Atchley, an associate professor of psychology, adds some rather significant caveats to his findings. For starters, people should never talk on a cell phone if they can avoid it. And, the best thing to do when fatigued is to pull the car over and get some rest.
But when stopping isn’t an option, talking on a cell phone at the end of a drive can cause people to be more attentive to what is happening around them.
Atchley’s research - which is being published in next month’s issue of Human Factors: The Journal of the Human Factors and Ergonomics Society - has caused a bit of a controversy.
“It’s a message that people want to hear and a message that people don’t want to hear,” he said.
KU graduate student Mark Chan co-authored the study. The two measured the attention levels of 45 students while they simulated driving on what Atchley called the world’s most boring video game.
For 30 minutes, students drove a car on a straight stretch of highway similar to the mind-numbing drive on Interstate 70 through western Kansas. During that time, they had to stay within the lanes, steer clear of intruding cars, avoid radical maneuvers and remember road signs.
Students who talked on the phone the entire time didn’t perform as safely as others in the group. However, students who talked on the phone for the last five minutes of the drive improved their performance level to where they were at the beginning of the exercise.

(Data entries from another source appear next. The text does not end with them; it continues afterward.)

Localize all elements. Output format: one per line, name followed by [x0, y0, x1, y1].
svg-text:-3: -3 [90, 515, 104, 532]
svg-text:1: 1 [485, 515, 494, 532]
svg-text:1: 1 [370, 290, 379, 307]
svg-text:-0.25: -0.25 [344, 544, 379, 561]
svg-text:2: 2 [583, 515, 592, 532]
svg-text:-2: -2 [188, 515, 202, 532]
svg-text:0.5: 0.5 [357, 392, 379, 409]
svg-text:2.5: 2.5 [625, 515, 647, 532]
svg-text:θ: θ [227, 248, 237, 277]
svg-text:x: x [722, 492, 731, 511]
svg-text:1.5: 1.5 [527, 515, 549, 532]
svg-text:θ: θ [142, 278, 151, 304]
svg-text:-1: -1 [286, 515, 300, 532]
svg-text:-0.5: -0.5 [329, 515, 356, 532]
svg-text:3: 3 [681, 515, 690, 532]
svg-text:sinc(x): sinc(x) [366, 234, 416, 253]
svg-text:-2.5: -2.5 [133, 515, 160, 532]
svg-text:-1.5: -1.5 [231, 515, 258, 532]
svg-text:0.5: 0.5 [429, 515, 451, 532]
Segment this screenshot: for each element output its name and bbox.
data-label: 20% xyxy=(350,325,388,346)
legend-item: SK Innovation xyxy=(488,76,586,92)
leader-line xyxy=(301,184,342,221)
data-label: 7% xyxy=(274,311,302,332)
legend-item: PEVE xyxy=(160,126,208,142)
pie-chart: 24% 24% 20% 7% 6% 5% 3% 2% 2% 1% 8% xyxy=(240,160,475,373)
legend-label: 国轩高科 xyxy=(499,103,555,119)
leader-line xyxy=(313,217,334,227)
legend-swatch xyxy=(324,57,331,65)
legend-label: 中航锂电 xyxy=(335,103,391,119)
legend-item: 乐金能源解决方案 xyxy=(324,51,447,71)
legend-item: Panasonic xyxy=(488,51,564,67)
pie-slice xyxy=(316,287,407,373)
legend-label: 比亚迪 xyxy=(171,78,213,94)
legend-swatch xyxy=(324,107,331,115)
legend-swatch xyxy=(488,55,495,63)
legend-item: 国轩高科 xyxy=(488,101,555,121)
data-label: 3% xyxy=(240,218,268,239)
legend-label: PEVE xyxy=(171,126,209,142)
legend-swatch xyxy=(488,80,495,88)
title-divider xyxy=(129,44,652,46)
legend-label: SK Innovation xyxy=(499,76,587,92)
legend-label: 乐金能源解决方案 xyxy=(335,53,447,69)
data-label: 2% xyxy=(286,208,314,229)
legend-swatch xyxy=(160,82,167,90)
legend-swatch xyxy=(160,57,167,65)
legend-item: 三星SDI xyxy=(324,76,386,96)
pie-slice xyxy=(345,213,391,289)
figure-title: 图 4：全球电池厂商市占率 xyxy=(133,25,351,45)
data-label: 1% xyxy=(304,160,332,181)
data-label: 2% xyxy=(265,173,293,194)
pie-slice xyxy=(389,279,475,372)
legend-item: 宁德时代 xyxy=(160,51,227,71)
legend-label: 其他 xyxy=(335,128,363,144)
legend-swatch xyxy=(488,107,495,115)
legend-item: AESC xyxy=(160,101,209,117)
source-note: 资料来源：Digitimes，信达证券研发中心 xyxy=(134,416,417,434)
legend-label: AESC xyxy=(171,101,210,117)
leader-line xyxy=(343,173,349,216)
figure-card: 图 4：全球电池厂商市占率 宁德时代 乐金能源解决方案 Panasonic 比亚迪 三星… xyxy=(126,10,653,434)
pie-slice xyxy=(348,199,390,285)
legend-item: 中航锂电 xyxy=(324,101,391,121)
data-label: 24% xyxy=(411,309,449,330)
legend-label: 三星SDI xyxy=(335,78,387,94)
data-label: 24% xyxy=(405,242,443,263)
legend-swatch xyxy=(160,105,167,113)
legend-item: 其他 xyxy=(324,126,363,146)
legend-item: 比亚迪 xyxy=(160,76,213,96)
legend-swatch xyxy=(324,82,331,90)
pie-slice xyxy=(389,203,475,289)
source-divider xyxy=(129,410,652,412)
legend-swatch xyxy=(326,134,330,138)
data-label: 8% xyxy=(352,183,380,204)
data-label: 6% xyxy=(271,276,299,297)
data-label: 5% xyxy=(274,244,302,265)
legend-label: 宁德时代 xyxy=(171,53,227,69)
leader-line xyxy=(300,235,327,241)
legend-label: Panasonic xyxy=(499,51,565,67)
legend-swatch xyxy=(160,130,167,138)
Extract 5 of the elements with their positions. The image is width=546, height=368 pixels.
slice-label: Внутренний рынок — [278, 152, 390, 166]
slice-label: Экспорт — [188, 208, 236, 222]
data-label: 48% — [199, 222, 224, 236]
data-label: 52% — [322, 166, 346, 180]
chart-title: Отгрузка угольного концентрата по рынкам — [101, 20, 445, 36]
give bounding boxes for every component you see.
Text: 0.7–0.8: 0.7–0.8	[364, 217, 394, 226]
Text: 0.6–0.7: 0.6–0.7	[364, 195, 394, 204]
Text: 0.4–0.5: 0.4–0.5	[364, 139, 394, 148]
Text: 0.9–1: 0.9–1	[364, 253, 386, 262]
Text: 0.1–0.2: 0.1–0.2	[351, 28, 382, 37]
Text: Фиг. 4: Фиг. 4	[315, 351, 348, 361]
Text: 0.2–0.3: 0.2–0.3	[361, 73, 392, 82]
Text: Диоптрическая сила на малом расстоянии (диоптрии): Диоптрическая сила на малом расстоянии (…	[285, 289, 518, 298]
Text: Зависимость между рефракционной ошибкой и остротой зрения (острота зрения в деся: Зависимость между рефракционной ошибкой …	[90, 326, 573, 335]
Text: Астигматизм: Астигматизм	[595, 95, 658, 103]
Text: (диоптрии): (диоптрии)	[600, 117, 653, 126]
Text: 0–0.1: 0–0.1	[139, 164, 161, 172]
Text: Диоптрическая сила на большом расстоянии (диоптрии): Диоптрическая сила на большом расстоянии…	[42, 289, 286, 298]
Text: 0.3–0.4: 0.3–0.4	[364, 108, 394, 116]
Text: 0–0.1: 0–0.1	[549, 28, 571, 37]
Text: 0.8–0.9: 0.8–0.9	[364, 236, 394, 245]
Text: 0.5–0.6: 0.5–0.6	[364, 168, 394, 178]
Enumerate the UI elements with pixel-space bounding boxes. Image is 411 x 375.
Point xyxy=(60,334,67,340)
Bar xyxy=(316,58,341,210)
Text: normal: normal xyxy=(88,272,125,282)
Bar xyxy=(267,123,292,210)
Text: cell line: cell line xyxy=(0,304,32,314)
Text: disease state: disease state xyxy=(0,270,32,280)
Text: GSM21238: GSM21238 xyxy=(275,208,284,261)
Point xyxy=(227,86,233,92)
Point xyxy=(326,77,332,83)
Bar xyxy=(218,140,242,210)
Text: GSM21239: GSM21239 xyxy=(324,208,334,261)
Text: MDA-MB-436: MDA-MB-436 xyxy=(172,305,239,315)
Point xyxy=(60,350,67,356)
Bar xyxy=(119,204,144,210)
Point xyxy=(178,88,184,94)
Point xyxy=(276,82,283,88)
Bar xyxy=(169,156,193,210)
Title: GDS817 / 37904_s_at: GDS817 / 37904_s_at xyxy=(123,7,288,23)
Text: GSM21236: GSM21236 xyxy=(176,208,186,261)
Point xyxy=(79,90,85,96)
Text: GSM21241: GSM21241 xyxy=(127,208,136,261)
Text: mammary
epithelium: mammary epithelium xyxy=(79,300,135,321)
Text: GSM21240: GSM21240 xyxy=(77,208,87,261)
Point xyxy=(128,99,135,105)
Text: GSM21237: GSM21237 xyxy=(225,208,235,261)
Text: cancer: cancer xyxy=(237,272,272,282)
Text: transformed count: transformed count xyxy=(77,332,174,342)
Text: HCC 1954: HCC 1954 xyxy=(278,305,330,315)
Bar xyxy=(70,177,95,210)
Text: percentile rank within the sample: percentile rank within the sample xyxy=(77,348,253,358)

The students used hands-free headsets to talk and played word games with the other person on the phone.
“The key thing is keeping the mind engaged,” Atchley said.
Tricks such as listening to the radio or a book on tape, aren’t as effective because the brain can quickly tune them out and they don’t require the driver to interact like a phone conversation would.
One side note, Atchley said the NPR radio show “This American Life” has proven to work well because the one-hour broadcast is broken up in several acts and has different narrators. Those changes keep drivers engaged and attentive.
With 62,000 crashes occurring every year because of driver fatigue or failure to sustain attention, Atchley said the research area is an important one.
“On a long drive that is pretty boring, you start to space out, lose attention and it becomes less safe,” he said.